Member of the Canadian House of Commons
- In office 1917 – October 30, 1925
- Preceded by: New District
- Succeeded by: Edward Garland
- Constituency: Bow River

Personal details
- Born: June 15, 1875 Elgin, Ontario, Canada
- Died: January 23, 1952 (aged 76) Los Angeles County, California, U.S.
- Party: Independent Farmer
- Other political affiliations: Unionist
- Occupation: politician

= Howard Hadden Halladay =

Canadian politician

Howard Hadden Halladay (June 15, 1875 – January 23, 1952) was a farmer, insurance agent, and Canadian federal politician. He served as a member of the House of Commons of Canada from 1917 to 1921, sitting as a Unionist candidate in government. He also served as a municipal politician from 1913 to 1918 as mayor of Hanna, Alberta.

==Political career==
Halladay began his political career on the municipal level, serving as mayor of Hanna, Alberta, from 1913 to 1918.

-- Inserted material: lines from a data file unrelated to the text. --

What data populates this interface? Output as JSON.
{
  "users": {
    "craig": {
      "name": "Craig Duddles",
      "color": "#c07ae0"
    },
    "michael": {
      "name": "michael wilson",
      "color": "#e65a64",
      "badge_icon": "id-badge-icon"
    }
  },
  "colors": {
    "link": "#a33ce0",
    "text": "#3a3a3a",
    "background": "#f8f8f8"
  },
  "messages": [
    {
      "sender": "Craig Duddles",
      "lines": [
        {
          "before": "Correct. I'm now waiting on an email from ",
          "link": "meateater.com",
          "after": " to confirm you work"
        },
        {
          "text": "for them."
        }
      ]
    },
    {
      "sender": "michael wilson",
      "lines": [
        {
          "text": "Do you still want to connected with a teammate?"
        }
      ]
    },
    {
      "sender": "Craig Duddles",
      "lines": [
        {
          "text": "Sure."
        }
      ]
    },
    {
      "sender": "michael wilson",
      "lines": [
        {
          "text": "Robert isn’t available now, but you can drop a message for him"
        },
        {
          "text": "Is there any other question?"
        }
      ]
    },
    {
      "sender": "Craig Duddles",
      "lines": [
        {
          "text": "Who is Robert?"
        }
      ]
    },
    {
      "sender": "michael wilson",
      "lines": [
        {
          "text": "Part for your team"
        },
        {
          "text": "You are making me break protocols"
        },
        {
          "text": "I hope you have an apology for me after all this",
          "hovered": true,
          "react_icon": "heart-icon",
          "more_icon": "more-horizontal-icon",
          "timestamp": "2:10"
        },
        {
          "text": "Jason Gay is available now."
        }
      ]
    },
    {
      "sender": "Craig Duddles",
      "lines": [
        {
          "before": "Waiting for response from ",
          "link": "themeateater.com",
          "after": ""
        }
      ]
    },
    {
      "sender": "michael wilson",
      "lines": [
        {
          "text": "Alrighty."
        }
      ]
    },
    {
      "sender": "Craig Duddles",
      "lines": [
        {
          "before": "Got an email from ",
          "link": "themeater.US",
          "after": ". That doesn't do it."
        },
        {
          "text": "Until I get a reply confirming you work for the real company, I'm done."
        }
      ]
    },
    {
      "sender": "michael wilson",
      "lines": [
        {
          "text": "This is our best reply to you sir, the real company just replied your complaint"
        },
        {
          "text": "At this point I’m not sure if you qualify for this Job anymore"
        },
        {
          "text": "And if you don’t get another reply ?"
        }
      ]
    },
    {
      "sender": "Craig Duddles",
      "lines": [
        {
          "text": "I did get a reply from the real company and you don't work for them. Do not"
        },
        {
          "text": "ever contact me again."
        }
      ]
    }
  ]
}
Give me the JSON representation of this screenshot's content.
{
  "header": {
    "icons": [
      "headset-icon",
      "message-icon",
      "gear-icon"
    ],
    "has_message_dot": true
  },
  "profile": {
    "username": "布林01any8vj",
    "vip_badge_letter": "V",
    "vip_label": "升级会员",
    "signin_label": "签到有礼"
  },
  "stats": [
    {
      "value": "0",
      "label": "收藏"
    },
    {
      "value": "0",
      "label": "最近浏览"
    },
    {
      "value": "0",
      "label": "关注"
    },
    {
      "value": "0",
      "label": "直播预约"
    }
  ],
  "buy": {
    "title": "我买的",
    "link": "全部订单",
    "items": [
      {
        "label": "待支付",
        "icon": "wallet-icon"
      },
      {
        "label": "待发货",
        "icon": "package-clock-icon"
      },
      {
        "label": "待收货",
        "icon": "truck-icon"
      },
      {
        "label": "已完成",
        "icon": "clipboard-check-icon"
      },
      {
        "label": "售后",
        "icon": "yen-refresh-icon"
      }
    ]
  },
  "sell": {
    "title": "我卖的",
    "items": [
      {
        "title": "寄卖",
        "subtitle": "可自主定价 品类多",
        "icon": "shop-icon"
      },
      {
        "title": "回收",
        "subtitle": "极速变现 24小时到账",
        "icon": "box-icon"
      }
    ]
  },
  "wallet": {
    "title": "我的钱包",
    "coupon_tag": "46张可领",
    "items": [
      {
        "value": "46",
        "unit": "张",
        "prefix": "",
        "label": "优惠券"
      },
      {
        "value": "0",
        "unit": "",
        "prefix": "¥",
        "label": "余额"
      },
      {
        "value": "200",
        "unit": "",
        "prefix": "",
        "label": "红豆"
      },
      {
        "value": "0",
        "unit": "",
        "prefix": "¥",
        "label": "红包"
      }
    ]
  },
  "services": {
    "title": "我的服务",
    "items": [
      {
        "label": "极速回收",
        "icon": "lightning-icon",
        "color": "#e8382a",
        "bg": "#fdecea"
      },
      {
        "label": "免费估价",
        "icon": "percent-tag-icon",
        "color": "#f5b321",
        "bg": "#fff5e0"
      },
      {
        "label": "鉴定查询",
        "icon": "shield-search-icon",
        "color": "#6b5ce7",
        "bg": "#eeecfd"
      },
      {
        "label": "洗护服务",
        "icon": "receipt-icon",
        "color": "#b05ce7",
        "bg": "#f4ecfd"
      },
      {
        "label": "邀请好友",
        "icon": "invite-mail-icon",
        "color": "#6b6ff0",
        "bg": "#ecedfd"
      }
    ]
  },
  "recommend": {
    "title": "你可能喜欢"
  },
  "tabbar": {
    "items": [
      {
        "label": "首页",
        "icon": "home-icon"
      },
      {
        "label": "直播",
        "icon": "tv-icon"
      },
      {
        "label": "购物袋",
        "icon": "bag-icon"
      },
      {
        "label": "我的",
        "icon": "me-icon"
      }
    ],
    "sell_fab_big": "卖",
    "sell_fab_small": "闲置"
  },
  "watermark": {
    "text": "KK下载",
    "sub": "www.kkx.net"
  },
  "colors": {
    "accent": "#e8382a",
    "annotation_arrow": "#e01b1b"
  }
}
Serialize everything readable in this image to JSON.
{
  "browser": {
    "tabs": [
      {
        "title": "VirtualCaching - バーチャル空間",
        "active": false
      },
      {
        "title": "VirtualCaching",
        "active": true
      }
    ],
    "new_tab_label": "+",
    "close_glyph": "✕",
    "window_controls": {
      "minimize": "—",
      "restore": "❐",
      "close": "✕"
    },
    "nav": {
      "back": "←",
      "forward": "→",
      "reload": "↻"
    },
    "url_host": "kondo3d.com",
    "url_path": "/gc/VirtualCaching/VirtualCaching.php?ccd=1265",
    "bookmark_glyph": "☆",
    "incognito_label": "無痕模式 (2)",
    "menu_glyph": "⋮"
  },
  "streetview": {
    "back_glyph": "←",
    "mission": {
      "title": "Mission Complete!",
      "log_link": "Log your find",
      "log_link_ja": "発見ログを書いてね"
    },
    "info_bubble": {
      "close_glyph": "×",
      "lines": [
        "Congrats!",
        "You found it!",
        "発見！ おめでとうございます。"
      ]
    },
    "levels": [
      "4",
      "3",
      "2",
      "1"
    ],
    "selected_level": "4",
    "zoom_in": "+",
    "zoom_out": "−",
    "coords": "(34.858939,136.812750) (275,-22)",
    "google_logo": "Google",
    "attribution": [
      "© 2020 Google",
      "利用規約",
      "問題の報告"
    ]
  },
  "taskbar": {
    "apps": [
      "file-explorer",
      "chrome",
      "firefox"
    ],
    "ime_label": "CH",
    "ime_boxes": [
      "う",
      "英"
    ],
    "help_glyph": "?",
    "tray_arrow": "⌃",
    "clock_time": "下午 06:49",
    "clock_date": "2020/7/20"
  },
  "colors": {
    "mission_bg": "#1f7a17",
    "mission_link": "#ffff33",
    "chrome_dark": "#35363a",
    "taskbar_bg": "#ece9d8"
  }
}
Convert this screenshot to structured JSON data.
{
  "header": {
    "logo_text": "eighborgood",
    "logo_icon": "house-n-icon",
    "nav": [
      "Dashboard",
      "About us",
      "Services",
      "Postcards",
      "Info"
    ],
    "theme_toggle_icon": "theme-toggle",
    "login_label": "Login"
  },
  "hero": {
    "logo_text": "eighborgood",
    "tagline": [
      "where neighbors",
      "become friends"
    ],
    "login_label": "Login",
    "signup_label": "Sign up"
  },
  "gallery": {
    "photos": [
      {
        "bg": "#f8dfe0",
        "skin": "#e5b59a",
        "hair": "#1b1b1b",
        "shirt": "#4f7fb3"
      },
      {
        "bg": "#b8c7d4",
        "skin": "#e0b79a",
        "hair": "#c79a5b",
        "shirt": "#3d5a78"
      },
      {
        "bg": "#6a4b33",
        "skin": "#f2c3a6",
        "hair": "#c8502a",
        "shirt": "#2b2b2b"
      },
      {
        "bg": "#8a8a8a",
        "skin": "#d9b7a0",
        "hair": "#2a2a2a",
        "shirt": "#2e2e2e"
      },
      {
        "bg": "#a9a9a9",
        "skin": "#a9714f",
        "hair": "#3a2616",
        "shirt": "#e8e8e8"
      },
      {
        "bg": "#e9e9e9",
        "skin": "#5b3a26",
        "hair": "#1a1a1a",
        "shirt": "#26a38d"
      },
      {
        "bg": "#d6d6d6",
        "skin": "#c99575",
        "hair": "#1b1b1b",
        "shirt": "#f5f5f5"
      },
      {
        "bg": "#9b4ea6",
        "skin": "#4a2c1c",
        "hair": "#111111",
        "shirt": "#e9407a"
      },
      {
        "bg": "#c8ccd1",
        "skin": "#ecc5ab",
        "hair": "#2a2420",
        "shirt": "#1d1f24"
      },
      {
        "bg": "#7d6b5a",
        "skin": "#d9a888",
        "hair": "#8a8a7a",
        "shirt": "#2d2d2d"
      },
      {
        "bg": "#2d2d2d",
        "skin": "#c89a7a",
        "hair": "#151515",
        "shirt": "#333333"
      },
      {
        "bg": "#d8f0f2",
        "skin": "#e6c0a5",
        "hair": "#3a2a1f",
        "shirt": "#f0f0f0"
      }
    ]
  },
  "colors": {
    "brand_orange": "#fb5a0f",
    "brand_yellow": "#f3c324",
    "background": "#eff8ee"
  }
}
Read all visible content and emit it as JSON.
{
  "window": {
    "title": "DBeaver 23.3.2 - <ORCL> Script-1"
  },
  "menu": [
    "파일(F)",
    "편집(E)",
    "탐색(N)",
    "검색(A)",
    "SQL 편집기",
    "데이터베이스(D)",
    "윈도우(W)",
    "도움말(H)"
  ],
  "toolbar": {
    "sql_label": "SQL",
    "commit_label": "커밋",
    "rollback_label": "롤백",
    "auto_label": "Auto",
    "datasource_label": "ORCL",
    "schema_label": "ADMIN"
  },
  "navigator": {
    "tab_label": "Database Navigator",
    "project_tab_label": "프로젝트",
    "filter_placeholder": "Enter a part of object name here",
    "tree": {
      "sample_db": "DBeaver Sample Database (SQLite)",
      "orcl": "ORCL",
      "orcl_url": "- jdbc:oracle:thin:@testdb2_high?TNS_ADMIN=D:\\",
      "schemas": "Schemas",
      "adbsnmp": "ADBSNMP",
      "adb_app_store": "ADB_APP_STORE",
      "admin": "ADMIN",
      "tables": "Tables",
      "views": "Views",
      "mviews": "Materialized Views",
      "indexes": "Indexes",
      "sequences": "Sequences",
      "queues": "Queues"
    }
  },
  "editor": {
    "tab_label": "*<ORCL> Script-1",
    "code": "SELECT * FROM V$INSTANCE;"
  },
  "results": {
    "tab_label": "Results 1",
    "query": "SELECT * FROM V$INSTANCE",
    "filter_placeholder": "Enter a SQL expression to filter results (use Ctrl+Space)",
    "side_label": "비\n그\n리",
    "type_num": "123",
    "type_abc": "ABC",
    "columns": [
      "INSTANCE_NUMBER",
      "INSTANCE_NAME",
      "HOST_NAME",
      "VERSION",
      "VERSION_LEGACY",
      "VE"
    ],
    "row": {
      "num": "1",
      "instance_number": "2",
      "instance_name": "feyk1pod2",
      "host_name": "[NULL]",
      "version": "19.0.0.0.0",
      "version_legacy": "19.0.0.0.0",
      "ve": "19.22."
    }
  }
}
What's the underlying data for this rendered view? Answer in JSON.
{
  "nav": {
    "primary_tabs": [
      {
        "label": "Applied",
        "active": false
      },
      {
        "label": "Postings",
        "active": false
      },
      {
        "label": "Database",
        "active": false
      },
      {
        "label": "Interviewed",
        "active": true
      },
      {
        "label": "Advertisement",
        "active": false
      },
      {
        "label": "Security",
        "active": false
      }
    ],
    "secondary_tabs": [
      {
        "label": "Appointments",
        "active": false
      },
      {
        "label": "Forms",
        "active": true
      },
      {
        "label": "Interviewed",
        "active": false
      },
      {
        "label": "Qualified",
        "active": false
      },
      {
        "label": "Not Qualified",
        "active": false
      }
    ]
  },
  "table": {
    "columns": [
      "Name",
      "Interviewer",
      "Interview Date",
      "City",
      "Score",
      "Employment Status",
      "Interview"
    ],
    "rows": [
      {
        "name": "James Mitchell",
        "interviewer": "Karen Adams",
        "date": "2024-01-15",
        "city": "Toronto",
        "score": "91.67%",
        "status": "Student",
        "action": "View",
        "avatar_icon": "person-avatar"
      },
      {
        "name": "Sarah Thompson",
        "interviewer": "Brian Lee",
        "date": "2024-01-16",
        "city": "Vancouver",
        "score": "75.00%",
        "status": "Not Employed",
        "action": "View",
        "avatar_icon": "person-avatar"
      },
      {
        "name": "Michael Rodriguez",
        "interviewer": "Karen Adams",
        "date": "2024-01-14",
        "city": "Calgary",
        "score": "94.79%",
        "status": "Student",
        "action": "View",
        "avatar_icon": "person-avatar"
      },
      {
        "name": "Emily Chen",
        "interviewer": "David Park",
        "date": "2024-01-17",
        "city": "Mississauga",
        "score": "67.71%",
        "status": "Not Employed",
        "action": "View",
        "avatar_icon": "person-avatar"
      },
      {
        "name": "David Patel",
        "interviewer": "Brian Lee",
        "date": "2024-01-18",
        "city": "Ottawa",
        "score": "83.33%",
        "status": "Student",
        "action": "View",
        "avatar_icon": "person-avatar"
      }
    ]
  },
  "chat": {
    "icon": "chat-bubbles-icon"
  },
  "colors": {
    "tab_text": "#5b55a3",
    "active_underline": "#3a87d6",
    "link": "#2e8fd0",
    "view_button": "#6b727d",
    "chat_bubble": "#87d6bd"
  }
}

While still mayor he ran for a seat in the Canadian House of Commons in the 1917 Canadian federal election. In that election he ran as the Unionist coalition candidate. He defeated three other candidates by a comfortable margin including future Alberta MLA Daniel Galbraith to take the new seat. Halladay served as a Member of Parliament for a single term before retiring at dissolution in 1921.